第19回ネパールサロン 2007年6月23日、ヒマラヤ保全協会事務所にて、第19回ネパールサロン「ためになる!海外旅行写真術」が開催された。講師は、写真家で同協会会員の近藤和衛さんだった。その要点は以下の通りである。


(1)カメラ
 デジタルカメラを使用する場合は、あとでプリントすることをかんがえて500万画素以上の画素数で撮影する。ヒマラヤを撮影するときは偏光フィルター(PLフィルター)をつかうとクリアーにうつる。人物を撮影するときはまず、ポラロイドカメラあるいはチェキ(フジフィルムのインスタントカメラ)をつかって撮影し、その写真をプレゼントして、そのうえで、デジタルカメラでとらせてもらうとよい。
 一眼レフの場合、カメラの内部にけっこうホコリが入るので、サービスセンターで時々クリーニングしてもらう。カメラを保管する場合、レンズを下向きして置いておくとCCDにホコリがたまらない。
(2)祭りや村の情報収集
 事前に、風の旅行社などのネパールにつよい旅行会社に、現地の祭りなどの日程をメールで問い合わせておくとよい。9月はインドラ・ジャトラ、10月はダサインなど。
(3)現地での撮影
 ネパールの朝は、夜明けと同時の祈りからはじまる。朝早くおきると、地元の人々の生活がとれる。マニュアル撮影で、絞りをF5.6にセット、シャッター速度で明暗を調整するのが基本である。IS0は400にしておくととりやすい。ブレを防止するためには、柱などにカメラを接触させたり、壁によりかかってとるとよい。ノーファインダー(ファインダーをのぞかいないで、カメラを被写体にむける)でもとれるように練習しておくと、様々なアングルからとれるようになる。風景撮影で奥行き感をだすためには、手前に何かをぼかしてうつすようにする。帰国後の編集のために、全景とアップはかならずおさえておく。インスタント写真は、その場でプレゼントできるので大変よろこばれる。
(4)帰国してからの写真の整理
 写真を編集して本(写真集)をつくる。今では、インターネットで写真集を簡単につくれるサービスがある。たとえば、アップル社のマッキントッシュにはそのソフトがついている。写真集は、次の順序で写真を配列するとよい。全景で場所を説明、距離をちじめる、視線の先にあるもの、ドラマチックなカット、ベストショット、インパクトのある写真でおわる。本ができあがったら人に見てもらう。


 やはり、よい写真をとるためには一眼レフをつかった方がよいだろう。ただし、ヒマラヤでトレッキングをするような場合は小型で軽量のカメラが必要になる。最近は、小型軽量の一眼レフが何種類も発売されているが、それが重いと感じる場合にはコンパクトカメラになる。コンパクトカメラの場合でもマニュアル機能がついているものの方が撮影をたのしめる。

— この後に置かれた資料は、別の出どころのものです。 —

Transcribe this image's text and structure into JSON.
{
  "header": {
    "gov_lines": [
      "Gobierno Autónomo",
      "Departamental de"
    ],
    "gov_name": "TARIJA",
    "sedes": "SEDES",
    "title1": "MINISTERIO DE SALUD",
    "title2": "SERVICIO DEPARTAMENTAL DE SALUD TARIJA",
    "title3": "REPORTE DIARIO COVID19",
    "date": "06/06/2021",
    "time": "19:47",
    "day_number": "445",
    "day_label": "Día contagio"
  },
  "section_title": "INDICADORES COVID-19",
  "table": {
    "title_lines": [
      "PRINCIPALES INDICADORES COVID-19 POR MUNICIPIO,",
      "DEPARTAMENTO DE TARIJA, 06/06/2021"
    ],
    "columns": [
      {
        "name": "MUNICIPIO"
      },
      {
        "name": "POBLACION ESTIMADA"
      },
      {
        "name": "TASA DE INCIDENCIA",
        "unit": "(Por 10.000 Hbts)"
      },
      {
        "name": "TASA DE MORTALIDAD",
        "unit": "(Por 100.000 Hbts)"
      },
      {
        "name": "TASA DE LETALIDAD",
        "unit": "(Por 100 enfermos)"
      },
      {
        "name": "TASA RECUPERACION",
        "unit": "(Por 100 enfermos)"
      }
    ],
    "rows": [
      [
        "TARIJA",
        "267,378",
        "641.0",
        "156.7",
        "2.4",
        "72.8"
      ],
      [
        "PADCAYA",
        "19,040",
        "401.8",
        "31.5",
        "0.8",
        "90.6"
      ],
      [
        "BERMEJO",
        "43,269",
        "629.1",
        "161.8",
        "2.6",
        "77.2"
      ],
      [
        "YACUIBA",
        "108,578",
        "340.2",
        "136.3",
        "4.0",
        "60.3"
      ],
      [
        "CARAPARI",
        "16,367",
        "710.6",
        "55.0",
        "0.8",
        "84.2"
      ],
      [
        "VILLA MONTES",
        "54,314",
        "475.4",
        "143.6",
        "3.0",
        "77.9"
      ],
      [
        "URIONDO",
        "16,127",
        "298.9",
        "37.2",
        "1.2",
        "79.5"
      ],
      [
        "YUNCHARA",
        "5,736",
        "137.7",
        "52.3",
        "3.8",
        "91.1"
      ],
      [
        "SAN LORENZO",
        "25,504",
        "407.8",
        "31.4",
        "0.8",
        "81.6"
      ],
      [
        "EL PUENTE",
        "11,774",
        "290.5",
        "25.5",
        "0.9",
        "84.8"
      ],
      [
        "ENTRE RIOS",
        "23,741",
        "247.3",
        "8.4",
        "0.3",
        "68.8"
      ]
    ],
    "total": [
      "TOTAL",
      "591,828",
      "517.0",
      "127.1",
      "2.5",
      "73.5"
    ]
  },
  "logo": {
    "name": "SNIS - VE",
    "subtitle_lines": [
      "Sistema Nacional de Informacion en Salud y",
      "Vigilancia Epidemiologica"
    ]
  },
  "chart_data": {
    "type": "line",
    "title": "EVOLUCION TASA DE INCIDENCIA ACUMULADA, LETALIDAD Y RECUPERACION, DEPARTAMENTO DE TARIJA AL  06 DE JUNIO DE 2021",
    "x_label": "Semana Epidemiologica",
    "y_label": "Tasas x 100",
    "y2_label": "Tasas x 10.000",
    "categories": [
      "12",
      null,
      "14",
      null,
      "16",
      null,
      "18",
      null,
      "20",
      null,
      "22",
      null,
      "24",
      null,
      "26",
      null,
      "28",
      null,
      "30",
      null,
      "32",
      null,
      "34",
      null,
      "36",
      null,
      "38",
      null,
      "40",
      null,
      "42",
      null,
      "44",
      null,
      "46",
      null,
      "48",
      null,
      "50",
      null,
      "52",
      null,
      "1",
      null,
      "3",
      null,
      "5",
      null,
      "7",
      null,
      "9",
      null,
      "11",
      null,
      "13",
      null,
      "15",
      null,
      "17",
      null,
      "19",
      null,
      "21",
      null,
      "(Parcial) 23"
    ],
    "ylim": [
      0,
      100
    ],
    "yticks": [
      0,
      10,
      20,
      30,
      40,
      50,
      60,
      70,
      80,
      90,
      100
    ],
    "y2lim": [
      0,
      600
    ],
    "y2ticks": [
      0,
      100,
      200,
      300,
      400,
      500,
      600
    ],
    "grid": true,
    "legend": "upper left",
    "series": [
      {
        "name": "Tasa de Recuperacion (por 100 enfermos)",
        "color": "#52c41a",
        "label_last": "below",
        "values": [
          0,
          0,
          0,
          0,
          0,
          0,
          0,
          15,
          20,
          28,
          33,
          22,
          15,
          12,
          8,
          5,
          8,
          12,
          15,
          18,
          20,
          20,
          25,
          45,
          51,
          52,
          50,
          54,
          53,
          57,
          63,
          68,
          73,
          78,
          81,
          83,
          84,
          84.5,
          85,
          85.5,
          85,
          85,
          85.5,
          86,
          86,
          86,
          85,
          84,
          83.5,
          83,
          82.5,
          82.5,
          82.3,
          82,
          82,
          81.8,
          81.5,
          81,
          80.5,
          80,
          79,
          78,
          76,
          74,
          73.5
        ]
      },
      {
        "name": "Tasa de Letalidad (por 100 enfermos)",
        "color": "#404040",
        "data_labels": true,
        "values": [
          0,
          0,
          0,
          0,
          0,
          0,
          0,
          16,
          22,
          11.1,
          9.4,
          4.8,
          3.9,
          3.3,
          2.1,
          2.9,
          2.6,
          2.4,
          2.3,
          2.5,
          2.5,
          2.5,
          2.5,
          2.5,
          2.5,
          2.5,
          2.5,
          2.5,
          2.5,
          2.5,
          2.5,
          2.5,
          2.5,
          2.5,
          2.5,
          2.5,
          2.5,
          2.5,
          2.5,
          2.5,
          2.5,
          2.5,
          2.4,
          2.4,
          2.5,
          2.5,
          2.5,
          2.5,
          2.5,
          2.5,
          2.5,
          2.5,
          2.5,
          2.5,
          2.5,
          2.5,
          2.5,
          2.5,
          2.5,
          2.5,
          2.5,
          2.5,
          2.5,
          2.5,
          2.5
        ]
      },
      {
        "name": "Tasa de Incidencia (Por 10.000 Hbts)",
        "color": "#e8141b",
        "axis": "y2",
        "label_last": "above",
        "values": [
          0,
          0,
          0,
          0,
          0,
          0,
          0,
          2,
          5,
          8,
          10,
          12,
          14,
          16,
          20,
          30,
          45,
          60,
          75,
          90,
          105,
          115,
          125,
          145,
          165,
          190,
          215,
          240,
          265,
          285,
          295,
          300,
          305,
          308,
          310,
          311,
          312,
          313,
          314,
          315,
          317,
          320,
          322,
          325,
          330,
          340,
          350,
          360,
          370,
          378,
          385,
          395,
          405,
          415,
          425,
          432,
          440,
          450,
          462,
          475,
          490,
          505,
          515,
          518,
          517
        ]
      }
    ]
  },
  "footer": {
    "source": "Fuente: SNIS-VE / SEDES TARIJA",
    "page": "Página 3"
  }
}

 ネパールでの撮影は、雄大なヒマラヤ山脈をバックにして人物あるいは建築物をとるという構図が重要になる。言いかえれば、中心に人物あるいは建築物、背後あるいは周辺にヒマラヤという構図である。ヒマラヤを手前によせて人物と一緒に迫力のある写真をとるときは望遠レンズが役に立つことがしばしばある。
 また、デジタルカメラはメーカーによって色彩や色合いなどの発色がことなる。私は、コダック、オリンパス、パナソニック、富士フイルム、キャノンなどのデジタルカメラをつかってきたが、いわゆるカメラメーカーのカメラの方がより自然な発色がえられ、ヒマラヤでの撮影には適している。キャノンのカメラは、青空、白いヒマラヤ、森林の緑、人物などをほぼ忠実に再現してくれる。もともとカメラをつくっていなかったメーカーのカメラは、機能はすぐれていても、特に木々の緑色が不得意である。また、ヒマラヤ山脈をうつすためには広角レンズをもっているとよい。
 地元の村などに入ったときに写真をパチパチとるのはよくない。そこで暮らす人々は被写体ではなく人間であり、あくまでも礼儀ただしく対等の立場で接しなければならない。国際協力をおこなう場合には特に厳重に注意しなければならない。どうしても撮影する必要がある場合には、理由をのべて、かならず相手にことわってからとる。